I shrank into the shadow of a big silver HVAC unit. It wasn’t humanly possible to get up here, so the cops should ignore it. I’d gone straight up the side of the building like I was a fish being reeled in, the
aspect
smoothing down over my body like hot oil and my wrists aching as my claws sank into the lip of the roof, my arm tensing to pull me and the duffel over. My left palm was a searscorch of pain, but that didn’t slow me down.
Landing with jarring force, sneakers skidding, and I’d actually crashed into the vent and stayed there. I almost didn’t think to twitch the duffel back out of sight against my feet, everything in me rabbit-jumping as if I still had to run.
Don’t be stupid now. Be smart. Be
still.
My pulse dropped now that I was reasonably safe. It was
hot
, an oppressive wet blanket full of smog-taste and the reek of cooling pavement.
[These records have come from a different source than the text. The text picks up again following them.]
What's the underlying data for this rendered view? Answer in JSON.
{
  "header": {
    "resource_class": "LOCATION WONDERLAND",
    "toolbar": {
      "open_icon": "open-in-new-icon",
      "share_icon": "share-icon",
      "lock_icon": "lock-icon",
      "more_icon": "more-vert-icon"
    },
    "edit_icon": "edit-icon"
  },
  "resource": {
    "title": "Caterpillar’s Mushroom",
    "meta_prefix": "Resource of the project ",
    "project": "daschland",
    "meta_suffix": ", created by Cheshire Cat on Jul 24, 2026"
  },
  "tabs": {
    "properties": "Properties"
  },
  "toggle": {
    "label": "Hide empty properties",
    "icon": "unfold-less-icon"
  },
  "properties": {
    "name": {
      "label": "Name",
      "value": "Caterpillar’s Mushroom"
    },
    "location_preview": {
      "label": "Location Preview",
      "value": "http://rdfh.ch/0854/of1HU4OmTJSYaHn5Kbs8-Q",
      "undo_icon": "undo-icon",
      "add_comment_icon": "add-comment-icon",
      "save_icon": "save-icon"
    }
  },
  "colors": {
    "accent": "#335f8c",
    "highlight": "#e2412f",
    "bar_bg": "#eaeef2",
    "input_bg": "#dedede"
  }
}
More sirens bayed in the distance as more cop cars arrived, bouncing over the train tracks and sending up spumes of oily dust. I kept my eye on the chopper, though, lighting up the fenced railyard next to the warehouse. It was a good guess—through the busted-out parts of the chain-link fencing and among the confusion of the yard and the scrubby kudzu and trash wood was pretty much the only way to run with a hope of losing them.